Todos hemos hecho alguna travesura de pequeños, que recordamos,pasado el tiempo, casi con ternura. Yo, pese a mi merecida fama de buenecito y casto, como todos conocéis, tampoco estoy libre de mi travesura particular.
Estábamos los de letras estudiando, cuando el jefe de estudios, señor Salinas, irrumpió en el aula. "Los que deseen confesarse, pueden ir a la capilla. El resto que se mantenga estudiando".
Todos nos fuimos a confesar.
El confesionario era moderno y se accedía a través e la sacristía, lo cual facilitaba mi intención de gamberrada sobremanera. Me introduje en el confesionario, cambié el tono de voz y dije imperativamente: "El primero!"
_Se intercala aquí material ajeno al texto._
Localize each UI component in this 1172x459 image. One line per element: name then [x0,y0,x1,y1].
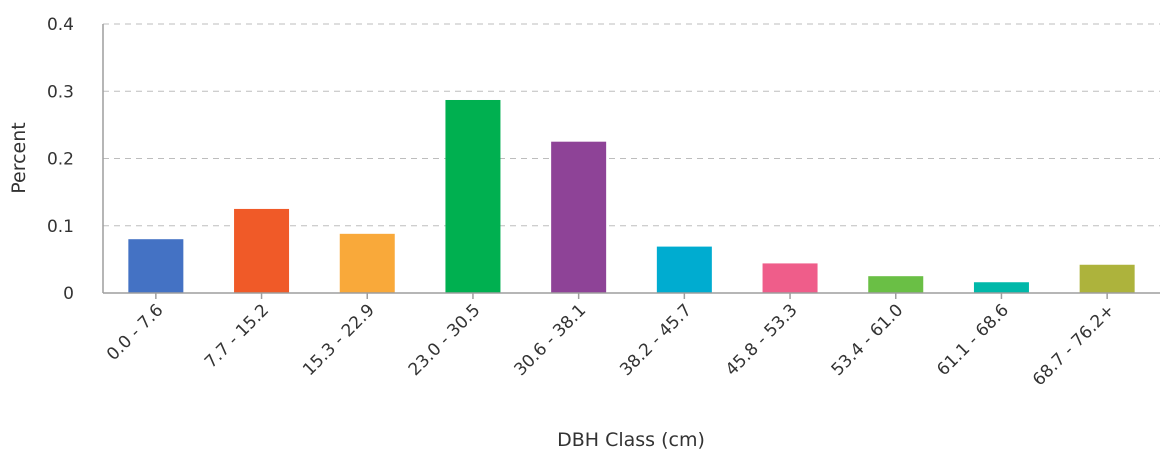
x-tick-label: 0.0 - 7.6 [103,300,167,364]
y-tick-label: 0.1 [47,217,74,237]
y-tick-label: 0.4 [47,15,74,35]
x-tick-label: 38.2 - 45.7 [616,300,696,380]
bar-3 [445,99,501,294]
bar-8 [973,282,1029,293]
x-tick-label: 15.3 - 22.9 [299,300,379,380]
x-tick-label: 23.0 - 30.5 [405,300,485,380]
x-axis-title: DBH Class (cm) [557,429,705,451]
y-tick-label: 0.3 [47,82,74,102]
y-tick-label: 0.2 [47,150,74,170]
gridlines [103,23,1160,227]
x-tick-label: 30.6 - 38.1 [511,300,591,380]
x-tick-label: 45.8 - 53.3 [722,300,802,380]
x-tick-label: 68.7 - 76.2+ [1029,300,1119,390]
x-tick-label: 7.7 - 15.2 [201,300,273,372]
bar-9 [1079,264,1135,293]
bar-0 [128,239,184,293]
x-tick-label: 61.1 - 68.6 [933,300,1013,380]
y-tick-labels: 0 0.1 0.2 0.3 0.4 [47,15,74,304]
bar-7 [868,276,924,293]
bar-4 [551,141,607,293]
y-tick-label: 0 [63,284,74,304]
y-axis-title: Percent [8,122,30,194]
bar-2 [339,233,395,293]
bar-5 [656,246,712,293]
x-tick-label: 53.4 - 61.0 [828,300,908,380]
bars [128,99,1135,294]
bar-6 [762,263,818,293]
x-tick-labels: 0.0 - 7.6 7.7 - 15.2 15.3 - 22.9 23.0 - 30.… [103,293,1119,390]
bar-1 [234,208,290,293]
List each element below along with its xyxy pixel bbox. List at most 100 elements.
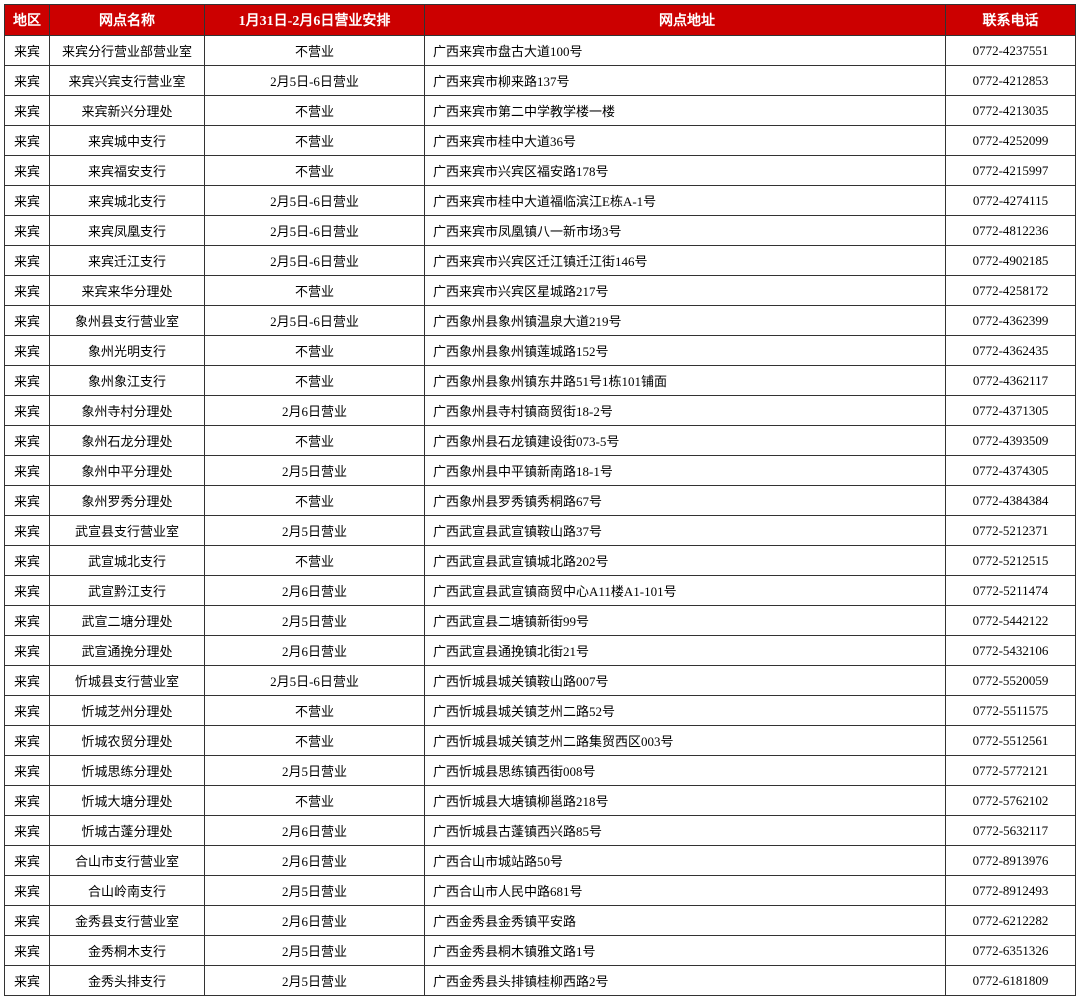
table-header-row: 地区 网点名称 1月31日-2月6日营业安排 网点地址 联系电话	[5, 5, 1076, 36]
cell-address: 广西象州县石龙镇建设街073-5号	[425, 426, 946, 456]
table-row: 来宾武宣县支行营业室2月5日营业广西武宣县武宣镇鞍山路37号0772-52123…	[5, 516, 1076, 546]
cell-branch: 金秀县支行营业室	[50, 906, 205, 936]
cell-branch: 来宾新兴分理处	[50, 96, 205, 126]
cell-schedule: 2月6日营业	[205, 846, 425, 876]
cell-branch: 忻城芝州分理处	[50, 696, 205, 726]
cell-region: 来宾	[5, 36, 50, 66]
table-row: 来宾象州中平分理处2月5日营业广西象州县中平镇新南路18-1号0772-4374…	[5, 456, 1076, 486]
cell-schedule: 不营业	[205, 546, 425, 576]
cell-schedule: 2月5日营业	[205, 936, 425, 966]
cell-phone: 0772-4258172	[946, 276, 1076, 306]
cell-branch: 象州石龙分理处	[50, 426, 205, 456]
table-row: 来宾武宣二塘分理处2月5日营业广西武宣县二塘镇新街99号0772-5442122	[5, 606, 1076, 636]
cell-region: 来宾	[5, 906, 50, 936]
cell-region: 来宾	[5, 396, 50, 426]
cell-phone: 0772-6212282	[946, 906, 1076, 936]
cell-phone: 0772-4362435	[946, 336, 1076, 366]
cell-branch: 忻城古蓬分理处	[50, 816, 205, 846]
table-row: 来宾来宾兴宾支行营业室2月5日-6日营业广西来宾市柳来路137号0772-421…	[5, 66, 1076, 96]
header-branch: 网点名称	[50, 5, 205, 36]
branch-schedule-table: 地区 网点名称 1月31日-2月6日营业安排 网点地址 联系电话 来宾来宾分行营…	[4, 4, 1076, 996]
cell-address: 广西忻城县城关镇鞍山路007号	[425, 666, 946, 696]
cell-region: 来宾	[5, 66, 50, 96]
cell-phone: 0772-5432106	[946, 636, 1076, 666]
cell-schedule: 2月5日营业	[205, 756, 425, 786]
cell-branch: 来宾城北支行	[50, 186, 205, 216]
cell-address: 广西象州县寺村镇商贸街18-2号	[425, 396, 946, 426]
cell-phone: 0772-4902185	[946, 246, 1076, 276]
cell-phone: 0772-4384384	[946, 486, 1076, 516]
cell-branch: 合山市支行营业室	[50, 846, 205, 876]
cell-branch: 合山岭南支行	[50, 876, 205, 906]
cell-schedule: 2月5日-6日营业	[205, 306, 425, 336]
cell-region: 来宾	[5, 666, 50, 696]
cell-schedule: 2月5日-6日营业	[205, 216, 425, 246]
cell-address: 广西象州县象州镇温泉大道219号	[425, 306, 946, 336]
cell-region: 来宾	[5, 606, 50, 636]
cell-branch: 象州寺村分理处	[50, 396, 205, 426]
header-schedule: 1月31日-2月6日营业安排	[205, 5, 425, 36]
table-body: 来宾来宾分行营业部营业室不营业广西来宾市盘古大道100号0772-4237551…	[5, 36, 1076, 996]
cell-address: 广西金秀县桐木镇雅文路1号	[425, 936, 946, 966]
cell-schedule: 2月5日-6日营业	[205, 666, 425, 696]
cell-schedule: 2月6日营业	[205, 576, 425, 606]
cell-region: 来宾	[5, 846, 50, 876]
cell-region: 来宾	[5, 156, 50, 186]
table-row: 来宾金秀县支行营业室2月6日营业广西金秀县金秀镇平安路0772-6212282	[5, 906, 1076, 936]
cell-schedule: 不营业	[205, 126, 425, 156]
cell-branch: 象州中平分理处	[50, 456, 205, 486]
cell-phone: 0772-5762102	[946, 786, 1076, 816]
cell-phone: 0772-4362399	[946, 306, 1076, 336]
cell-region: 来宾	[5, 456, 50, 486]
table-row: 来宾来宾福安支行不营业广西来宾市兴宾区福安路178号0772-4215997	[5, 156, 1076, 186]
cell-region: 来宾	[5, 486, 50, 516]
cell-region: 来宾	[5, 546, 50, 576]
cell-schedule: 不营业	[205, 696, 425, 726]
cell-address: 广西来宾市凤凰镇八一新市场3号	[425, 216, 946, 246]
cell-address: 广西来宾市兴宾区迁江镇迁江街146号	[425, 246, 946, 276]
table-row: 来宾来宾分行营业部营业室不营业广西来宾市盘古大道100号0772-4237551	[5, 36, 1076, 66]
cell-branch: 武宣黔江支行	[50, 576, 205, 606]
cell-address: 广西忻城县城关镇芝州二路52号	[425, 696, 946, 726]
cell-schedule: 不营业	[205, 276, 425, 306]
cell-phone: 0772-5511575	[946, 696, 1076, 726]
cell-address: 广西来宾市桂中大道福临滨江E栋A-1号	[425, 186, 946, 216]
cell-branch: 象州光明支行	[50, 336, 205, 366]
cell-phone: 0772-4812236	[946, 216, 1076, 246]
cell-address: 广西来宾市兴宾区星城路217号	[425, 276, 946, 306]
cell-region: 来宾	[5, 246, 50, 276]
cell-phone: 0772-8913976	[946, 846, 1076, 876]
cell-region: 来宾	[5, 216, 50, 246]
cell-branch: 忻城思练分理处	[50, 756, 205, 786]
table-row: 来宾武宣城北支行不营业广西武宣县武宣镇城北路202号0772-5212515	[5, 546, 1076, 576]
cell-region: 来宾	[5, 876, 50, 906]
cell-branch: 忻城农贸分理处	[50, 726, 205, 756]
cell-branch: 象州县支行营业室	[50, 306, 205, 336]
cell-address: 广西忻城县古蓬镇西兴路85号	[425, 816, 946, 846]
cell-schedule: 不营业	[205, 786, 425, 816]
table-row: 来宾忻城大塘分理处不营业广西忻城县大塘镇柳邕路218号0772-5762102	[5, 786, 1076, 816]
cell-schedule: 不营业	[205, 726, 425, 756]
cell-branch: 来宾来华分理处	[50, 276, 205, 306]
cell-schedule: 2月5日营业	[205, 456, 425, 486]
cell-schedule: 2月6日营业	[205, 636, 425, 666]
cell-phone: 0772-4362117	[946, 366, 1076, 396]
cell-phone: 0772-6351326	[946, 936, 1076, 966]
table-row: 来宾忻城芝州分理处不营业广西忻城县城关镇芝州二路52号0772-5511575	[5, 696, 1076, 726]
cell-region: 来宾	[5, 726, 50, 756]
cell-schedule: 不营业	[205, 336, 425, 366]
table-row: 来宾象州县支行营业室2月5日-6日营业广西象州县象州镇温泉大道219号0772-…	[5, 306, 1076, 336]
cell-address: 广西武宣县武宣镇商贸中心A11楼A1-101号	[425, 576, 946, 606]
cell-phone: 0772-5512561	[946, 726, 1076, 756]
cell-region: 来宾	[5, 936, 50, 966]
cell-address: 广西忻城县大塘镇柳邕路218号	[425, 786, 946, 816]
cell-schedule: 不营业	[205, 366, 425, 396]
table-row: 来宾来宾新兴分理处不营业广西来宾市第二中学教学楼一楼0772-4213035	[5, 96, 1076, 126]
cell-phone: 0772-5772121	[946, 756, 1076, 786]
cell-address: 广西忻城县思练镇西街008号	[425, 756, 946, 786]
cell-region: 来宾	[5, 186, 50, 216]
cell-address: 广西象州县罗秀镇秀桐路67号	[425, 486, 946, 516]
cell-address: 广西合山市城站路50号	[425, 846, 946, 876]
table-row: 来宾金秀桐木支行2月5日营业广西金秀县桐木镇雅文路1号0772-6351326	[5, 936, 1076, 966]
cell-region: 来宾	[5, 816, 50, 846]
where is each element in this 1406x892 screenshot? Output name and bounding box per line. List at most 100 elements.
El primero era Javier Jiménez, un asturiano listo y simpático, gran traductor de latín e insuperable como defensa del equipo del colegio. Sin acercarme demasiado a la rejilla aliviadora de timideces que nos separaba la cara, le respondí: "Sin pecado concebida", una vez él hubo dicho lo del Ave María Purísima inicial. Me dijo:
"Me acuso de haberle quitado algo de dinero a mi padre, de no tratar con consideración a mi hermano pequeño y de no estudiar con la debida concentración".
A mí aquellos pecados no me importaban nada. En plena edad del pavo lo fundamental era lo otro. Le dije con mi recién estrenada voz de cura:
-¿Cuántos auogozos diarios practicas en tu cuerpo?
-Siete, padre.
-Pues por guarro y lujurioso, por pecar gravemente contra el sexto mandamiento te pongo la penitencia de cuarenta rosarios, ¡tira!.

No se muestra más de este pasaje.